Kendi itu ditenteng amanda, sunarsih membawa lentera, kembali mengingat ngingat jalan yang sudah mereka tebas agar tak membuang buang waktu percuma. Udara dingin mulai merambat, kabut semakin menyesak, jarak pandang semakin sempit, dan angin semakin ribut menggoyang goyangkan apapun yang disekitarnya. Pesta pora makhluk gaib sudah memperlihatkan tanda tanda. Sekelebat bayangan berulang kali ditangkap mata, dan diiringi teriakan amanda yang ketakutan terlebih saat dia merasa berat di bahu sebelah kirinya. tak kuat dia pun berhenti, padahal sunarsih sudah jauh berjalan dan tak mendengarkan pekikan anaknya itu. Telah lama sesudah itu, baru dia terbirit birit mengikuti ibunya.

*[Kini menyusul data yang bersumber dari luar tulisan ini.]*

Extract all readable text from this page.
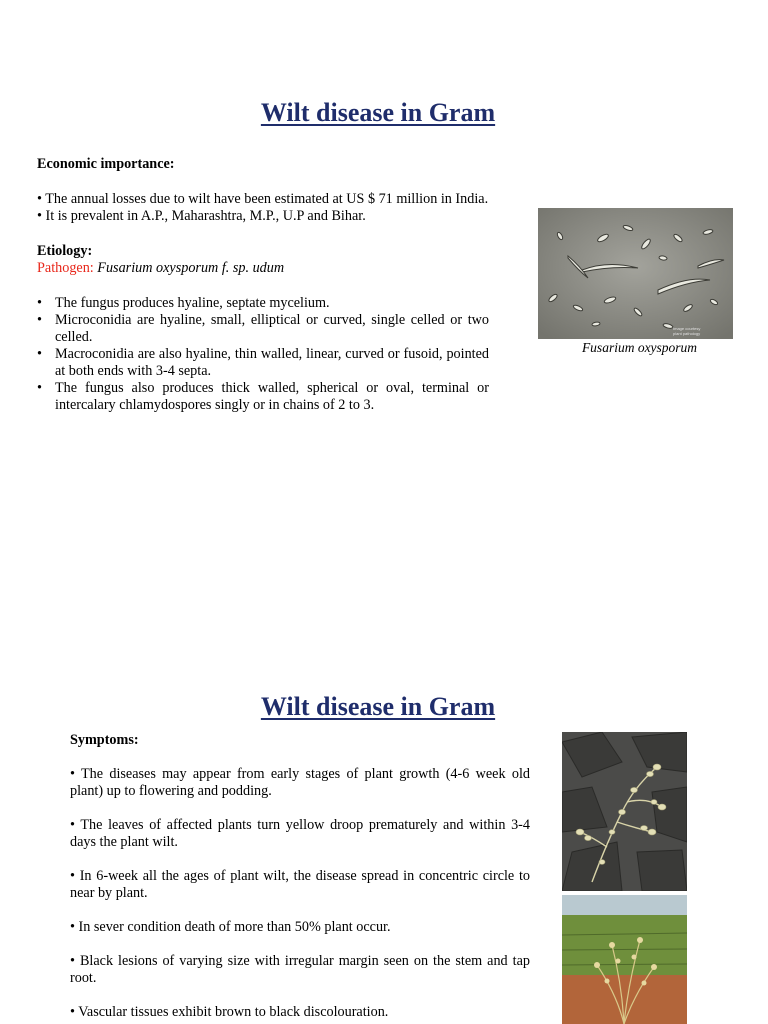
Wilt disease in Gram

Economic importance:

• The annual losses due to wilt have been estimated at US $ 71 million in India.

• It is prevalent in A.P., Maharashtra, M.P., U.P and Bihar.

Etiology:

Pathogen: Fusarium oxysporum f. sp. udum

• The fungus produces hyaline, septate mycelium.
• Microconidia are hyaline, small, elliptical or curved, single celled or two celled.
• Macroconidia are also hyaline, thin walled, linear, curved or fusoid, pointed at both ends with 3-4 septa.
• The fungus also produces thick walled, spherical or oval, terminal or intercalary chlamydospores singly or in chains of 2 to 3.
Image courtesy
plant pathology
Fusarium oxysporum
Wilt disease in Gram

Symptoms:

• The diseases may appear from early stages of plant growth (4-6 week old plant) up to flowering and podding.

• The leaves of affected plants turn yellow droop prematurely and within 3-4 days the plant wilt.

• In 6-week all the ages of plant wilt, the disease spread in concentric circle to near by plant.

• In sever condition death of more than 50% plant occur.

• Black lesions of varying size with irregular margin seen on the stem and tap root.

• Vascular tissues exhibit brown to black discolouration.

Semakin jauh, tak ada dikepala sunarsih kecuali menyuruh amanda cepat cepat sebelum semuanya terlambat. Alangkah bahagianya sunarsih akhirnya sampai didepan pintu rumah jam satu lewat lima puluh menit.

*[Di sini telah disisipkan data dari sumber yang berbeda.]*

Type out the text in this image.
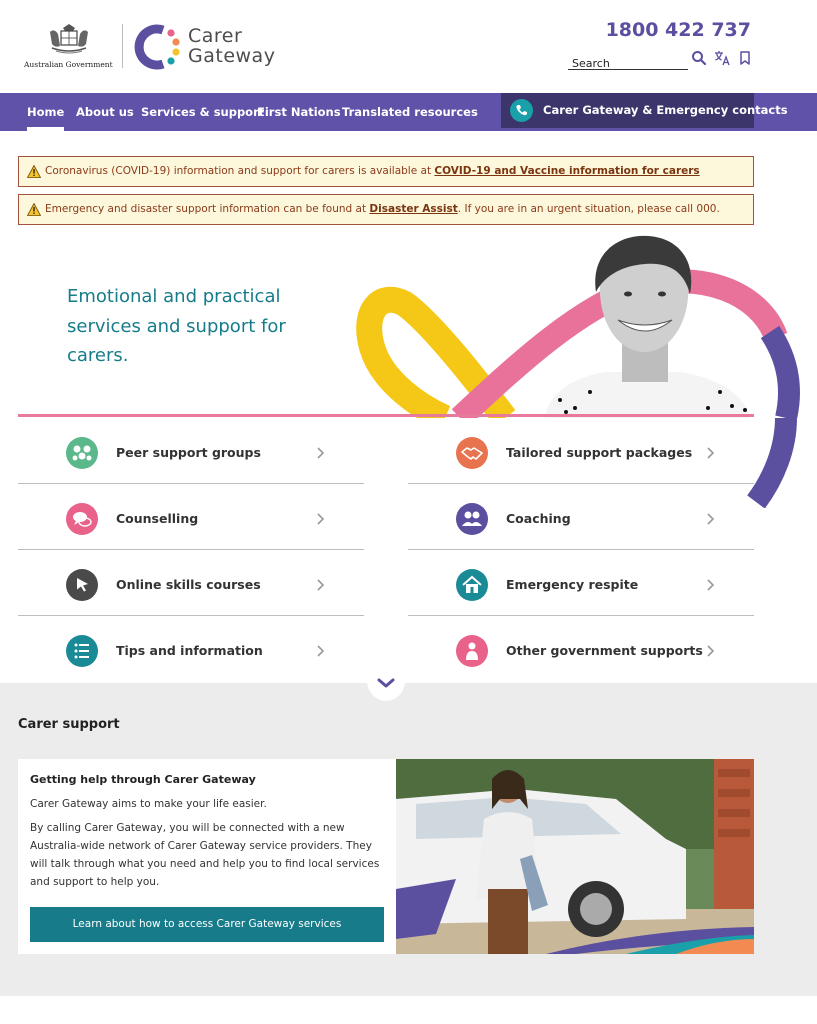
Australian Government
Carer
Gateway
1800 422 737
Search
Home About us Services & support
First Nations Translated resources	Carer Gateway & Emergency contacts
Coronavirus (COVID-19) information and support for carers is available at COVID-19 and Vaccine information for carers
Emergency and disaster support information can be found at Disaster Assist. If you are in an urgent situation, please call 000.
Emotional and practical services and support for carers.
Peer support groups	Tailored support packages
Counselling	Coaching
Online skills courses	Emergency respite
Tips and information	Other government supports
Carer support
Getting help through Carer Gateway

Carer Gateway aims to make your life easier.

By calling Carer Gateway, you will be connected with a new Australia-wide network of Carer Gateway service providers. They will talk through what you need and help you to find local services and support to help you.

Learn about how to access Carer Gateway services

Sesegera mungkin sunarsih menemui andini yang diawasi seorang anak kepala desa; teman baik anaknya yang juga janda. Andini akhir akhir ini benar benar dilanda tekanan mental yang berat setelah gugatan cerai dilayangkan suaminya padahal sudah punya anak semata wayang. Kabarnya karena perselingkuh perihal andini jarang pulang kerumah sejak pindah keluar kota.

Amanda, tadi katanya kehausan dan kedapur untuk minum, tak ada pertanda dia kekamar akhirnya sunarsih susul. Seputaran rumah sudah sunarsih cari, tetap saja tak dapat ditangkap matanya. Dia cari kendi yang diletakan amanda dalam tudung saji sebentar ini. Begitu terkejutnya sunarsih, ternyata tak ada kendi, adanya sayak kelapa yang isinya dipenuhi belatung. Akhirnya sunarsih paham, setelah seorang wanita dengan rambut panjang menampakan diri dengen kepala menggantung di langitlangit plafon rumahnya yang berlubang, tertawa lalu tersenyum dengan lingkaran hitam yang kentara pada matanya yang memerah. Sunarsih yang ketakutan langsung menjauh.

Pantas saja amanda hanya diam tak banyak menggerutu, paling dia sesekali ketawa pelan, yang sunarsih tak terlalu tanggapi dengan serius.

Sekarang dimana amanda yang sesungguhnya?